EPI Project: Building European Processor Technologies
Very few countries and regions in the world are currently able to deliver the high-end processor technologies that drive our digital era. As things stand today, Europe is not one of these. This is a significant risk for Europe’s future as such technologies are export-controlled, i.e. access to these technologies today strongly depends on the policies of governments outside of Europe.
To change this scenario, the European Commission is setting up a strategy to support the development of European processor technologies through the European Processor Initiative (EPI). EPI is based on a long-term Framework Partnership Agreement (FPA) between the European Commission and 24 partner institutions under the leadership of Bull/ATOS. The first phase of the EPI project started on 1 December 2018 and will run for three years with a budget of € 80 million.
The EPI project aims at creating a new family of high-performance processor technologies where export control remains in Europe. In the first three years, a processor with general purpose cores and accelerator units will be developed and implemented.
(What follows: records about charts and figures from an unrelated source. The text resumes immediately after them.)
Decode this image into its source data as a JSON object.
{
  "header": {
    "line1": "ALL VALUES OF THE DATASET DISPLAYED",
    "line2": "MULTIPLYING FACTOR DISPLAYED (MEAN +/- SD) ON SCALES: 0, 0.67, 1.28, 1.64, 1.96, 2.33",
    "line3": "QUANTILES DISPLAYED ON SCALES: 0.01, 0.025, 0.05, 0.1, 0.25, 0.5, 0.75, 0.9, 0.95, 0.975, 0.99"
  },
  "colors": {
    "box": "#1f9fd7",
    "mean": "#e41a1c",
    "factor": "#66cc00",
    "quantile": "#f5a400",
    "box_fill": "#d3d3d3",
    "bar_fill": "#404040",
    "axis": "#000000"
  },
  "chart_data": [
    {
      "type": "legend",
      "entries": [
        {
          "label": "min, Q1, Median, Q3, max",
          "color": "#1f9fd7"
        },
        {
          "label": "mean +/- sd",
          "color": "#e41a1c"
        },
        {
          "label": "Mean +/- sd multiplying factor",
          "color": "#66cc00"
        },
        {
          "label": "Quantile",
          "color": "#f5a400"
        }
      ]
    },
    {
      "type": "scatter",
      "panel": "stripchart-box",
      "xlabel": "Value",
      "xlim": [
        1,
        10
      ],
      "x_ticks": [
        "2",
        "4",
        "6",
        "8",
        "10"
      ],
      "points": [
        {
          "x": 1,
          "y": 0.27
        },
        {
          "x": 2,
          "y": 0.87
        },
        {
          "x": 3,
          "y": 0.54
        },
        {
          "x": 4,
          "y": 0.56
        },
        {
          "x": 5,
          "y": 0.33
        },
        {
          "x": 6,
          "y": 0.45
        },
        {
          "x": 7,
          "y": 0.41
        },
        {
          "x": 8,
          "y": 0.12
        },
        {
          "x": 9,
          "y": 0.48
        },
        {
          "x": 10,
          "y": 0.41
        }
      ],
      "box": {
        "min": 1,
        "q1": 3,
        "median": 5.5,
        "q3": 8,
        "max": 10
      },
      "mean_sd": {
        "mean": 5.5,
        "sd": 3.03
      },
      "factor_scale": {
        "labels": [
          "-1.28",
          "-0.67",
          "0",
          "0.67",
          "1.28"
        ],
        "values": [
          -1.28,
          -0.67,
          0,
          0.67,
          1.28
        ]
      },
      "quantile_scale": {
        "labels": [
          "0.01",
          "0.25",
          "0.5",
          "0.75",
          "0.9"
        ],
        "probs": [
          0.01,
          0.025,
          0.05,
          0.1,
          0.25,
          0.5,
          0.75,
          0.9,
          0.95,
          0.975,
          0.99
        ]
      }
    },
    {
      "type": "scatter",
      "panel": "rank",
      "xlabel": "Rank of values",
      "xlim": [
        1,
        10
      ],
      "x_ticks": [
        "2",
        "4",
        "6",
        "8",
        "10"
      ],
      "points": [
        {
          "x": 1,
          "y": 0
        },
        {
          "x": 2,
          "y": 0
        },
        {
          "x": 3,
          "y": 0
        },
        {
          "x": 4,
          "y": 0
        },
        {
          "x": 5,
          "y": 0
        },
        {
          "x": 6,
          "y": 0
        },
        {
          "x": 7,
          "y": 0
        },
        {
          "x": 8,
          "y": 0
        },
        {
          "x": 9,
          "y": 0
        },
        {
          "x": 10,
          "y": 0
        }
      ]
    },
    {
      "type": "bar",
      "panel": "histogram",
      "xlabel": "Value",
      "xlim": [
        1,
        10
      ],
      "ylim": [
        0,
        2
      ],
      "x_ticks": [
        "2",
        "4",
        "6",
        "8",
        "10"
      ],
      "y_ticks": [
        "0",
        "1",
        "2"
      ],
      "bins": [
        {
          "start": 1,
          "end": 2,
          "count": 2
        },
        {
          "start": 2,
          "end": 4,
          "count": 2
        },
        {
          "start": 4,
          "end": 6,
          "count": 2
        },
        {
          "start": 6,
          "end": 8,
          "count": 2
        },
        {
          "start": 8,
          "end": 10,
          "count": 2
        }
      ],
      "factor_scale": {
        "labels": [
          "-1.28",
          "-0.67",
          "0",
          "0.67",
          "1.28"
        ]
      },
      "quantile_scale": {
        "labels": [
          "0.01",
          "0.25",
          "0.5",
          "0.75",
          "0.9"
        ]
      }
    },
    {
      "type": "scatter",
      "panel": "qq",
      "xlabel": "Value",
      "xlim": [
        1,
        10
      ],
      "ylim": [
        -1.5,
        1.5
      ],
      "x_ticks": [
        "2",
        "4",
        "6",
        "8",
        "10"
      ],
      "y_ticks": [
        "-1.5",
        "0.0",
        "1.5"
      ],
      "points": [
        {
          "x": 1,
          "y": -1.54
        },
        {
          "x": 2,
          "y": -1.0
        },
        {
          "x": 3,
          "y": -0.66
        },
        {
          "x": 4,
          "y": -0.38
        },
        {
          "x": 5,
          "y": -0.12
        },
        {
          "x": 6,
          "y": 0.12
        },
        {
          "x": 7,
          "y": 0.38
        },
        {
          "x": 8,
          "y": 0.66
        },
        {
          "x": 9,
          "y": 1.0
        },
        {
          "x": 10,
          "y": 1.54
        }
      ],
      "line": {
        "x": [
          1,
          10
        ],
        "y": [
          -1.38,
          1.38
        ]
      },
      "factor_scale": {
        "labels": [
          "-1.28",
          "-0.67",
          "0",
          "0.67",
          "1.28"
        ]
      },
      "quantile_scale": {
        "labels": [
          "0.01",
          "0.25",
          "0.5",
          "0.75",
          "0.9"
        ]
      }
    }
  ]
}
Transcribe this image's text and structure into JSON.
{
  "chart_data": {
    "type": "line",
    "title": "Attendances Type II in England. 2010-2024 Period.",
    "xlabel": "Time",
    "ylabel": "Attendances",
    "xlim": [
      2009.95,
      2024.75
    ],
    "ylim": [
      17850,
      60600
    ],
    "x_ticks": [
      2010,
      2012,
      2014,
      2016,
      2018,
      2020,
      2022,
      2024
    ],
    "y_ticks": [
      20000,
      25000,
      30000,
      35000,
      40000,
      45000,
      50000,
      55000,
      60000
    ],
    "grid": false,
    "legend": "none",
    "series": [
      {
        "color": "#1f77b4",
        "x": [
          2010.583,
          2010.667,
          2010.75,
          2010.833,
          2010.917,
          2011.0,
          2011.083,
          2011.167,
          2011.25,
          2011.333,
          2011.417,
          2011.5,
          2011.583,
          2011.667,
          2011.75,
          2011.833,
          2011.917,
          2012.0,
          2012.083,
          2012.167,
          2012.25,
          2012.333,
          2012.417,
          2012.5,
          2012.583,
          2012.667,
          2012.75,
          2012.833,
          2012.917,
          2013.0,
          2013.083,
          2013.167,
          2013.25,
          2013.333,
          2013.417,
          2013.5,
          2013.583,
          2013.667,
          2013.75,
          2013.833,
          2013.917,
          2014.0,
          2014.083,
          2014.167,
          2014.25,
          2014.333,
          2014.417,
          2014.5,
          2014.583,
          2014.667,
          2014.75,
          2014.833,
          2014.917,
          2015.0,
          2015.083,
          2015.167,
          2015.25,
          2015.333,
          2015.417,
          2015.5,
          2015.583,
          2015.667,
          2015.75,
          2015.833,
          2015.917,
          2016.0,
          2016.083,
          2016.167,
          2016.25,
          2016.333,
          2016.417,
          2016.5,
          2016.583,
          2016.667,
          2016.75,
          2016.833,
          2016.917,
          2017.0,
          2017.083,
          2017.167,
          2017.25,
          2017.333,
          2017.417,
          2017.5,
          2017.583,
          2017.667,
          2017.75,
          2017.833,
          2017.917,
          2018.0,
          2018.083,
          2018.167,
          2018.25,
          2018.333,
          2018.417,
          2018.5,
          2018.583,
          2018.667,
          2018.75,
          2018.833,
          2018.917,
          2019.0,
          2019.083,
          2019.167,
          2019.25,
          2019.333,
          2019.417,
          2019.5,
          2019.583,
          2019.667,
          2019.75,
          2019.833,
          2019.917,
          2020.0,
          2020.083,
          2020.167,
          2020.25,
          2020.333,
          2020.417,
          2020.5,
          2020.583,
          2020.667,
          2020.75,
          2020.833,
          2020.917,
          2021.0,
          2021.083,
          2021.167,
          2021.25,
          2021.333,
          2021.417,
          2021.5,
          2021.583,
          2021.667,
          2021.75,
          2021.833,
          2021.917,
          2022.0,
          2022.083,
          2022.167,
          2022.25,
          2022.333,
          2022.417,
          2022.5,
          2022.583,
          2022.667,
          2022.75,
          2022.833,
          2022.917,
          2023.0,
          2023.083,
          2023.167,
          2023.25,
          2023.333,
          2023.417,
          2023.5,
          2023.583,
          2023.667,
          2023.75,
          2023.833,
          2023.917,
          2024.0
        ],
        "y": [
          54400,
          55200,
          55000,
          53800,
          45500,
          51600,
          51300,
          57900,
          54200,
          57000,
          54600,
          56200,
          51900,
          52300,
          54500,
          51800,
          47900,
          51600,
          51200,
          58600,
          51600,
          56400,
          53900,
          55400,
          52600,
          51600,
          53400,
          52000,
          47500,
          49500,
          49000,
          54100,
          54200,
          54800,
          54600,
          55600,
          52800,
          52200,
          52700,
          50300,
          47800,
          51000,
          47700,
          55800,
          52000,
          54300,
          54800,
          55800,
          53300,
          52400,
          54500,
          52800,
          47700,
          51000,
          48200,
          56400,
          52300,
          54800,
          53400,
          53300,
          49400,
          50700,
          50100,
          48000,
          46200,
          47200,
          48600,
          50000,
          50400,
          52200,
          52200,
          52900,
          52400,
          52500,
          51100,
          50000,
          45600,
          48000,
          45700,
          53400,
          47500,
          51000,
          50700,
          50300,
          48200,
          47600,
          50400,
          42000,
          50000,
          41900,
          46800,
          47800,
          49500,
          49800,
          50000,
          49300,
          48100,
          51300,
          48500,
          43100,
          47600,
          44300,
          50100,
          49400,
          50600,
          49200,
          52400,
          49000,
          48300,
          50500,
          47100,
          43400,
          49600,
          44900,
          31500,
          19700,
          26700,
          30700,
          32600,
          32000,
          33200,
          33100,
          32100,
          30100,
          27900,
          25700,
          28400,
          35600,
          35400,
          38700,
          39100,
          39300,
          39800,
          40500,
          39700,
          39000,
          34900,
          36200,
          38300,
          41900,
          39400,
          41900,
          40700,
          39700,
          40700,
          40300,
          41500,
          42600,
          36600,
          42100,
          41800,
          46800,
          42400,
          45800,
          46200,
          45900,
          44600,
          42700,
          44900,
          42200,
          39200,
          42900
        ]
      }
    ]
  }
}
A first-generation chip is planned to be taped out and validated in 2020. The EPI processors will be designed targeting high-performance computing (HPC) but keeping much larger market sectors in mind, including automotive, cryptography, artificial intelligence, and trusted IT infrastructures, amongst others.
Two institutes from Forschungszentrum Jülich are participating in EPI, bringing complementary contributions to the table: while JSC is leading the co-design approach, which will ensure that the requirements of the final users are met, ZEA-2 (Electronic Systems) is participating in the formal verification and validation of the constructed general-purpose processing units.